In questa fredda mattinata di aprile in cui anche le Prealpi trevigiane si sono fatte trovare leggermente imbiancate ecco lo scelta di andare a Cison di Valmarino (Tv) e intraprendere un percorso molto particolare che può arrivare fino a malghe e bivacchi. Il cielo nuvoloso e un leggero vento non aiutavano affatto e nemmeno i 7° di temperatura che alle 10 continuavano a rimanere stabili. Così, dal parcheggio sotto al Castelbrando, io e la Manuela abbiamo iniziato questa esplorazione anche se il primo tratto era per noi ben conosciuto. Qualche centinaia di metri ed ecco subito il passaggio per il piccolo centro storico di Cison che sembra essere uno dei pochissimi paesini trevigiani ad aver mantenuto inalterate le caratteristiche delle costruzioni. Dopo il ponte sul torrente Rujo il percorso inizia a diventare davvero interessante.
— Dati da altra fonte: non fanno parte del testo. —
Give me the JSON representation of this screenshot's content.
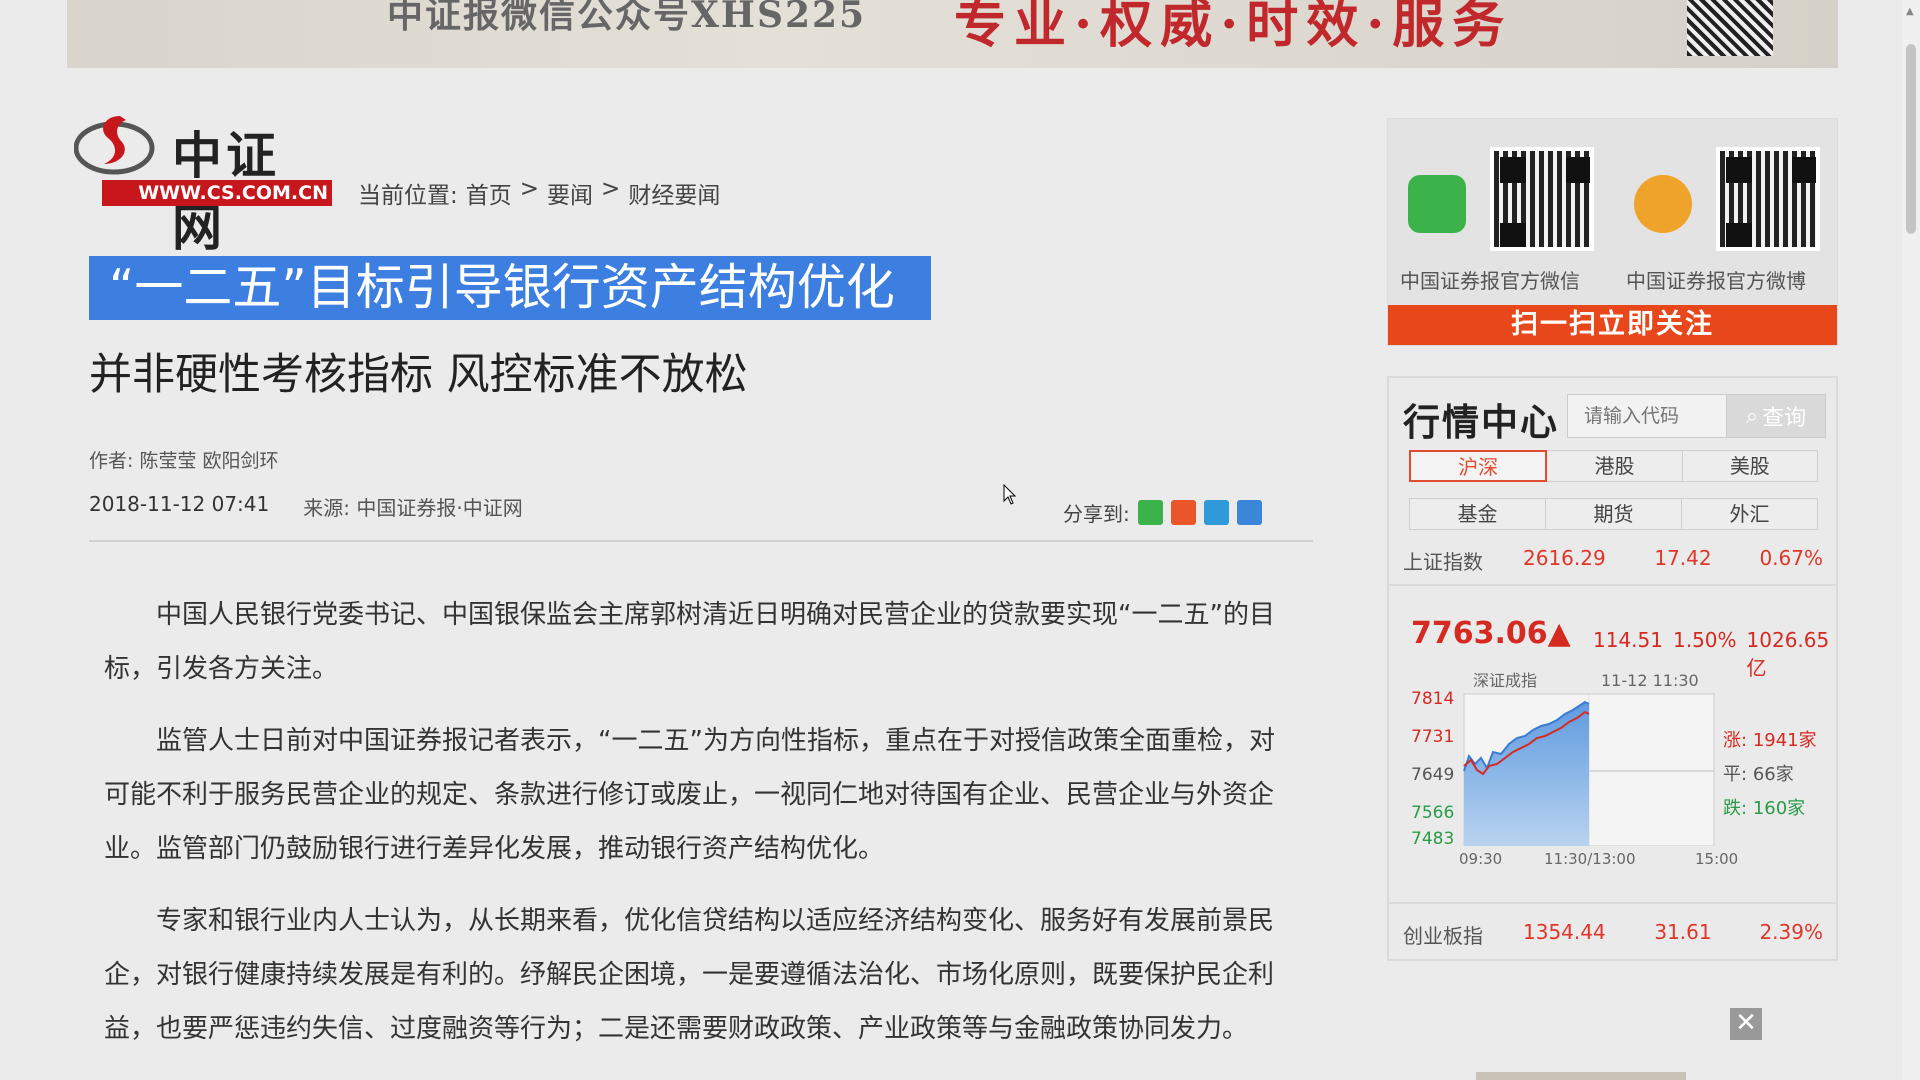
{
  "banner": {
    "left_text": "中证报微信公众号XHS225",
    "right_text": "专业·权威·时效·服务"
  },
  "header": {
    "logo_cn": "中证网",
    "logo_url": "WWW.CS.COM.CN",
    "breadcrumb": {
      "label": "当前位置:",
      "items": [
        "首页",
        "要闻",
        "财经要闻"
      ],
      "sep": ">"
    }
  },
  "article": {
    "title": "“一二五”目标引导银行资产结构优化",
    "subtitle": "并非硬性考核指标 风控标准不放松",
    "author_label": "作者:",
    "author": "陈莹莹 欧阳剑环",
    "date": "2018-11-12 07:41",
    "source_label": "来源:",
    "source": "中国证券报·中证网",
    "share_label": "分享到:",
    "paragraphs": [
      "中国人民银行党委书记、中国银保监会主席郭树清近日明确对民营企业的贷款要实现“一二五”的目标，引发各方关注。",
      "监管人士日前对中国证券报记者表示，“一二五”为方向性指标，重点在于对授信政策全面重检，对可能不利于服务民营企业的规定、条款进行修订或废止，一视同仁地对待国有企业、民营企业与外资企业。监管部门仍鼓励银行进行差异化发展，推动银行资产结构优化。",
      "专家和银行业内人士认为，从长期来看，优化信贷结构以适应经济结构变化、服务好有发展前景民企，对银行健康持续发展是有利的。纾解民企困境，一是要遵循法治化、市场化原则，既要保护民企利益，也要严惩违约失信、过度融资等行为；二是还需要财政政策、产业政策等与金融政策协同发力。"
    ]
  },
  "follow": {
    "wechat_caption": "中国证券报官方微信",
    "weibo_caption": "中国证券报官方微博",
    "bar": "扫一扫立即关注"
  },
  "market": {
    "title": "行情中心",
    "search_placeholder": "请输入代码",
    "search_button": "查询",
    "tabs_row1": [
      "沪深",
      "港股",
      "美股"
    ],
    "tabs_row2": [
      "基金",
      "期货",
      "外汇"
    ],
    "sh_index": {
      "name": "上证指数",
      "value": "2616.29",
      "change": "17.42",
      "pct": "0.67%"
    },
    "sz_price": "7763.06▲",
    "sz_change": "114.51",
    "sz_pct": "1.50%",
    "sz_amount": "1026.65亿",
    "chart_name": "深证成指",
    "chart_time": "11-12 11:30",
    "y_ticks": [
      "7814",
      "7731",
      "7649",
      "7566",
      "7483"
    ],
    "x_ticks": [
      "09:30",
      "11:30/13:00",
      "15:00"
    ],
    "up_label": "涨:",
    "up_value": "1941家",
    "flat_label": "平:",
    "flat_value": "66家",
    "down_label": "跌:",
    "down_value": "160家",
    "cyb": {
      "name": "创业板指",
      "value": "1354.44",
      "change": "31.61",
      "pct": "2.39%"
    }
  },
  "ad": {
    "close": "✕"
  },
  "colors": {
    "accent_red": "#c8161d",
    "selection_blue": "#3c7fe0",
    "up_red": "#d42a22",
    "down_green": "#2a9b46"
  }
}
Questa zona ricca di tradizione ha nella sua "via delle acque" un percorso su sentiero davvero meraviglioso. Dopo 3 km circa di sentieri scoscesi, di rocce, torba e profumo di bosco ecco che siamo arrivati al piazzale degli alpini ai piedi del bosco delle penne mozze memoriale ai caduti Alpini. Il clima continuava a non esserci amico ma troppa era la voglia di salire fino a dove si poteva, di esplorare e di capire quali possibilità si potevano trovare per creare un tracciato mozzafiato. Le lapidi in ferro battuto con i nomi dei caduti unite al silenzio facevano venire i brividi. Proseguendo il sentiero si faceva sempre più ripido ma le difficoltà erano dettate solo dalle radici degli alberi e dagli aghi di pino che le coprivano quindi avanti! Dopo una serie di piccoli ponti malmessi ecco il bivio per il sentiero Scaletta 987 e l' inizio di un tratto molto difficile e duro. Arrivati a quota 651 m.s.l.m. la decisione di rinunciare in quanto la Manuela, non essendo abituata a cose simili, si sarebbe trovata in grosse difficoltà e quindi era inutile correre rischi. Il ritorno verso valle ha evidenziato il dislivello fatto perché salendo non sempre ci si rende conto. Nuovo passaggio nel bosco delle penne mozze e quindi ritorno sempre per il percorso delle vie dell' acqua e ultimi km corsi anche in modo allegro. In testa un bel percorso in questa zona ce l' ho é solo una questione di tempo. Per ora ho capito solo che non sarà semplice e che alla fine uscirà un tracciato non per tutti.Concludo il post con una poesia trovata nel sito del Comune di Cison di Valmarino:

Penne Mozze del mio cuore,
ricordate su a Cison
con un albero e una stele,
erba, roccia e pochi fior.
Morti d’Africa e di Libia
E dell’Alpi e mari ancor
Grecia, Russia e dei Balcani
Ch’el Cristo ve varda
ch’el vento ve basa,
che i alberi canta
al sol e a la luna
canson vecie e nove
de requie e de gloria,
o pena spacada
t’à fato la storia
Penne Mozze per l’onor!

Pasteo vi saluta e vi augura good run

Commenti

Drugo ha detto…
Un bel GPM, non c'è che dire. Queste zone si meritano sicuramente un bel percorso. Continua nella ricerca Pasteo che poi lo veniamo a percorrere assieme a te. Ciao.
lello ha detto…
che meraviglia questi percorsi!!!!!!!!!!!
Tosto ha detto…
anche a me correre o camminare in montagna\collina piace un sacco!